Несмотря на молодость содружества, там уже накопились чисто семейные обиды друг на друга. И сжились братья уже настолько, чтобы высказываться открыто. Свирепый Валь отверг одну за другой статьи Груздева. И в самом деле – академический, литературоведческий тон не шел к газете «Всероссийская кочегарка». И Миша был доволен. И со свойственной ему цикличностью мышления повторял, шагая по комнате задумчиво, примерно раз в десять минут: «Я говорил Илье, что в газете ему делать нечего». О чем бы он ни начинал думать, мысли его приводили к этому заключению. Был Слонимский в те дни куда беспечнее, чем впоследствии. Но вот он не получил ответа по поводу своего рассказа, сданного в какой‑то журнал. И заскучал.
23 мая
Беспомощно хохоча и шагая взад и вперед по комнате, он повторял каждые десять минут: «Ведь понимаю, понимаю, что это неврастения, и ничего не могу с собою поделать». О чем ни начинал думать, возвращаясь все к тому же заключению, Миша страдал. И хохотал беспомощно, понимая, что это ему только кажется, будто его в Ленинграде все забыли, отбросили, затоптали. Почта приходила не на станцию Соль, с которой приехали мы на Либкнехтовский рудник, а на другую. На ветке, а не на магистрали. Надо было пройти мимо больницы, мимо дома Ивановых, с их садом или рощицей, и дальше по степи. Станция белая, маленькая стояла на солнце одинокая, без единого деревца. Служила. Колокол у двери. Окошечко кассы. Окошечко почты и телеграфа. Со стороны платформы – рельсы, линии телеграфа. Телеграфист. Сухой, подходящий к скрипению цикад и сухому жаркому воздуху стук телеграфного аппарата. И степь по ту сторону станционного здания. Телега. Ленивый крик: «Цоб! Цобэ!» Волы в облаке пыли. И несколько раз приходил тут Миша в отчаяние. Придешь – и нет письма. И нет перевода. Но вот, наконец, выдали ему у окошечка и то и другое. И кончилось шагание по комнате взад и вперед. В последний раз воскликнул он, но уже в прошедшем времени: «Я ведь знал, что это неврастения!» – и успокоился. Когда, съездив в Ленинград, вернулись мы на Либкнехтовский рудник, я был горестно удивлен переменами, которые произошли за короткий срок моего отсутствия. Август по новому стилю. По старому – июль. А трава ка пустыре перед нашим домом пожелтела. И множество сухих листьев на деревьях. Лето сожгло. Общими силами стали мы собирать первый номер журнала «Забой». Валь кричал. Секретарь редакции Тардов [31][31]
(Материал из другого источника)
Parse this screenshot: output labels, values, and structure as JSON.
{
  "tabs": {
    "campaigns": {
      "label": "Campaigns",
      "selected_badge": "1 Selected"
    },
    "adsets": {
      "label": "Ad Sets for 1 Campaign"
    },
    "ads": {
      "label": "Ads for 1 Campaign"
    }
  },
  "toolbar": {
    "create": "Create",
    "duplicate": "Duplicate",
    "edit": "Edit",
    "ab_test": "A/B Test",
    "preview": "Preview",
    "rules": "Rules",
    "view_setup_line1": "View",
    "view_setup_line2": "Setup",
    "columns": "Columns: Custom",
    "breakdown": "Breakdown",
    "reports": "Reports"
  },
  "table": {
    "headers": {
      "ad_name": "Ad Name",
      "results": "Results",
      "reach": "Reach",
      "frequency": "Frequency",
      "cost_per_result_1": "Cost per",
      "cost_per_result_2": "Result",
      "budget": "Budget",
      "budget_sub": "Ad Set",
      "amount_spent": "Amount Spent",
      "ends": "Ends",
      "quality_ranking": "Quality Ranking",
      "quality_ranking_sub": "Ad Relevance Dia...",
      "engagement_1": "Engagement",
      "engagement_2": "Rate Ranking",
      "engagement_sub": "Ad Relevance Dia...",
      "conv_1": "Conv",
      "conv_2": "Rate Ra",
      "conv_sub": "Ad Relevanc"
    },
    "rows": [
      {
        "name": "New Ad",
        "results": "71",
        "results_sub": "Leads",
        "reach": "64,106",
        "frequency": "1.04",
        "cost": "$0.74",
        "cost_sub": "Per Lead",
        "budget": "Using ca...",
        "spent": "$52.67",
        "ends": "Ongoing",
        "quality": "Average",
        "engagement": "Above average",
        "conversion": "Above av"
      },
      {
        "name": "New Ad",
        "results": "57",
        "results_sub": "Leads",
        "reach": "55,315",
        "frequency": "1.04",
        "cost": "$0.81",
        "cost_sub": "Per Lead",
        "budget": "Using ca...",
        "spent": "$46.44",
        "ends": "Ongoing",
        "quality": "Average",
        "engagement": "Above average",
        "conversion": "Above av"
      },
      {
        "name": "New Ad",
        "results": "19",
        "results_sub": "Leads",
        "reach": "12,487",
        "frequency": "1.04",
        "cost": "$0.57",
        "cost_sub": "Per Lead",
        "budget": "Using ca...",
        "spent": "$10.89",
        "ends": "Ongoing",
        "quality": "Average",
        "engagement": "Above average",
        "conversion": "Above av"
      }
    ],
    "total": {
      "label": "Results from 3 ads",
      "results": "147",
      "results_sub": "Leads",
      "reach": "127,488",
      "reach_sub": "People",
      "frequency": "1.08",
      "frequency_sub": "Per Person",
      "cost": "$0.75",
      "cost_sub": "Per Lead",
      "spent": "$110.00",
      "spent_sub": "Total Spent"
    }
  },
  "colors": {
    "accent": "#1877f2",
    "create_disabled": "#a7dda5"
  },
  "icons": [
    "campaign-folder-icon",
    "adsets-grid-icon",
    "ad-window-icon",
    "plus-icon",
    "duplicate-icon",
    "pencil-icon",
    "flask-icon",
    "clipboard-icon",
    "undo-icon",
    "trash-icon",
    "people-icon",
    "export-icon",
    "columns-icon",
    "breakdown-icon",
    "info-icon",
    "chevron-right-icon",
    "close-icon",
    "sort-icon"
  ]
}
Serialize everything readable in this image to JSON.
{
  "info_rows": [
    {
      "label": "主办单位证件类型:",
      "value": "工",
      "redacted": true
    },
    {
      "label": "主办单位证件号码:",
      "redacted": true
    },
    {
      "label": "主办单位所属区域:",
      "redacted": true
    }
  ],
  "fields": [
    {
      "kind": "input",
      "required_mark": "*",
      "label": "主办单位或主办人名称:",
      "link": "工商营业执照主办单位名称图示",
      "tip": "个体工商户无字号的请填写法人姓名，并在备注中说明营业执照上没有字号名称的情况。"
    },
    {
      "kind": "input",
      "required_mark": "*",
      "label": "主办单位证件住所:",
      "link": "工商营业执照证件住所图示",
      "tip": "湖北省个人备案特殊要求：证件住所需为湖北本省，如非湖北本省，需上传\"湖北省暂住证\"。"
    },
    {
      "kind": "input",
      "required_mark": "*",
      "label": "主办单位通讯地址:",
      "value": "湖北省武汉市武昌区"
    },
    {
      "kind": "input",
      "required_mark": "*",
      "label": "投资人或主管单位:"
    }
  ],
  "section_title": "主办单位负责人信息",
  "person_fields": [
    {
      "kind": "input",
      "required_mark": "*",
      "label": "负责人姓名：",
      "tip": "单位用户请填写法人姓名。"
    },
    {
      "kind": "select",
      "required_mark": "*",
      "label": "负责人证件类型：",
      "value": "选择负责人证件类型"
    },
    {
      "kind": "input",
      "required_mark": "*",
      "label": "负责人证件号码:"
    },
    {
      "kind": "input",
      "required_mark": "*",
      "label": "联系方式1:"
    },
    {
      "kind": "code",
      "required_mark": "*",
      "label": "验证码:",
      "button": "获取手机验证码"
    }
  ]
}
Тардов Михаил Семенович (1892–1948) – русский и украинский писатель, секретарь редакции, позднее – редактор газеты «Всероссийская кочегарка».
[Закрыть], по выражению Олейникова, сидел перед кабинетом Валя с примерзшей улыбкой. Слонимский уехал. Но я не чувствовал себя одиноким: познакомился, а потом и подружился с Олейниковым и с Эськой Паперной. Впрочем, это другая история.
24 мая
В 24 году Миша женился. Свидетелями были я и Федин. Из серапионовских барышень Дуся [32][32]
Слонимская (рожд. Каплан) Ида Исааковна (Дуся) жена М. Л. Слонимского.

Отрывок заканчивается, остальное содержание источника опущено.